Actuele vraag over seksueel grensoverschrijdend gedrag in de sportsector
Actuele vraag over de aanpak van grensoverschrijdend gedrag in de sport
Verslag
De heer Annouri heeft het woord.
Voorzitter, de voorbije dagen zijn we geconfronteerd met heel wat schrijnende verhalen over seksueel onaanvaardbaar gedrag en grensoverschrijdend gedrag. Die verhalen hebben mij geraakt. Ik weet dat ze de minister en ongetwijfeld ook alle Vlaamse volksvertegenwoordigers allemaal hebben geraakt. Deze schrijnende verhalen zijn gebracht door heel moedige vrouwen die jarenlang met die verhalen hebben rondgelopen en nu de stap hebben gezet ze met ons te delen. Ze weten dat er nog veel taboes op rusten, dat de maatschappij nog niet altijd even goed met dergelijke verhalen weet om te gaan en nog zeer veel dergelijke verhalen onder de oppervlakte blijven. Ik wil de moedige vrouwen die hebben getuigd, alvast vanop dit spreekgestoelte vanuit de grond van mijn hart danken. Ik weet hoe belangrijk dit is.
We weten dat die schrijnende verhalen niet tot judo of sport beperkt zijn. Het gaat om een maatschappelijk probleem. We weten dat heel wat verhalen niet worden gemediatiseerd. Dit overstijgt de grens tussen meerderheid en oppositie. Als politici hebben wij allemaal slechts één plek, en dat is aan de kant van de slachtoffers.
We moeten nu nagaan hoe we vanuit het Vlaams Parlement stappen vooruit kunnen zetten. Gisteren hebben experts erop gewezen dat er momenteel een probleem is. Er is een grijze zone, waardoor sporters, vrijwilligers, ouders en begeleiders niet weten wat te doen als ze met een geval van seksueel grensoverschrijdend gedrag worden geconfronteerd. Daar moeten we iets aan doen.
Minister, dat is mijn concrete vraag.
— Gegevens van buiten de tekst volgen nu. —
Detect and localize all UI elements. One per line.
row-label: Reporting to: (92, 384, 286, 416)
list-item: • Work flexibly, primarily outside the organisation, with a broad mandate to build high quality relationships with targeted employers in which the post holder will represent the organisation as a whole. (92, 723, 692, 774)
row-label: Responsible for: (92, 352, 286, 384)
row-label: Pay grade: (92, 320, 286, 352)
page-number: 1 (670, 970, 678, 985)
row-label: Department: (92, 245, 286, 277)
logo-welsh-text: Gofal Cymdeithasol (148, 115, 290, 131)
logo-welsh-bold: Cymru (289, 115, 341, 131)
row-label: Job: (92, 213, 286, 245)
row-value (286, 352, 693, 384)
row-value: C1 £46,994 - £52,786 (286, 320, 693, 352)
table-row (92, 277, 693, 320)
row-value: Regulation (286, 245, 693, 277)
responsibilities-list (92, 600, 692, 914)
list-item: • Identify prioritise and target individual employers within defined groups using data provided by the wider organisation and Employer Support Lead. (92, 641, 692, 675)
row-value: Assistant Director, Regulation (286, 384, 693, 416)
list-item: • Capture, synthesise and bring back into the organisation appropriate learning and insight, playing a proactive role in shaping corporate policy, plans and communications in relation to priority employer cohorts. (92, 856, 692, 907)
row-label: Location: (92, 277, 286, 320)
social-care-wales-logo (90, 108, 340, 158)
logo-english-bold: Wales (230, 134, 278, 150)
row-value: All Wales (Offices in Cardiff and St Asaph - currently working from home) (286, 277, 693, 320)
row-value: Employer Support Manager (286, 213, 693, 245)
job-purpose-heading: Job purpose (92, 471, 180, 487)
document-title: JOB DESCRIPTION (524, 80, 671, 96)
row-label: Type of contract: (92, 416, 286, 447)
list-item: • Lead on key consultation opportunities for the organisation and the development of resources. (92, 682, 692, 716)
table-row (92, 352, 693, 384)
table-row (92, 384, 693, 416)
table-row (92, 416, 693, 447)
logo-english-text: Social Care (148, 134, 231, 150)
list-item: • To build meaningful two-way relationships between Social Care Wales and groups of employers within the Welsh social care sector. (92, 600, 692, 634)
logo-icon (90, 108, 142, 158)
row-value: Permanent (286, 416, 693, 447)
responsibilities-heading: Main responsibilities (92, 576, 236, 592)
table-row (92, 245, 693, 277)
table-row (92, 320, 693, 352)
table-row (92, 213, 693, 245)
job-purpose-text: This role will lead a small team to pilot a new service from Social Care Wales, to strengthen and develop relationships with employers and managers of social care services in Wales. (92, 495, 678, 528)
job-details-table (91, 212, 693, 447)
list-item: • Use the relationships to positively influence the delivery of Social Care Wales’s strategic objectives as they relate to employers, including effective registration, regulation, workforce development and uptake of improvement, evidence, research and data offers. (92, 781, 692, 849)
Wat zult u hieraan doen? Ik weet dat deze problematiek u na aan het hart ligt. Hoe zult u ervoor zorgen dat we stappen vooruit zetten en dat we niet blijven steken in een beleid dat mensen enkel stimuleert om ten aanzien van seksueel grensoverschrijdend gedrag preventieve maatregelen te nemen. We moeten echt stappen zetten in de richting van concreet afdwingbare maatregelen die ervoor moeten zorgen dat we op een uniforme wijze werk kunnen maken van die preventieve maatregelen ten aanzien van seksueel grensoverschrijdend gedrag.
De heer Bajart heeft het woord.
Voorzitter, minister, collega’s, we moeten hier vandaag allemaal kordaat zijn en reageren tegen misbruik in de sport, en vooral seksueel misbruik in de sport. De verhalen over grensoverschrijdend seksueel gedrag in de judowereld, en bij uitbreiding in verschillende sporttakken, zijn schrijnend en choquerend. Dat weten we allemaal. Ik heb enorm veel respect voor de atleten die naar buiten durven te komen, die durven het taboe te doorbreken, en dat is ook nodig.
Vanaf de eerste doorbraak in deze problematiek bleven de verhalen maar naar boven komen. Eén zaak is duidelijk: dit gaat niet om geïsoleerde feiten, en dat is jammer genoeg geen verrassing.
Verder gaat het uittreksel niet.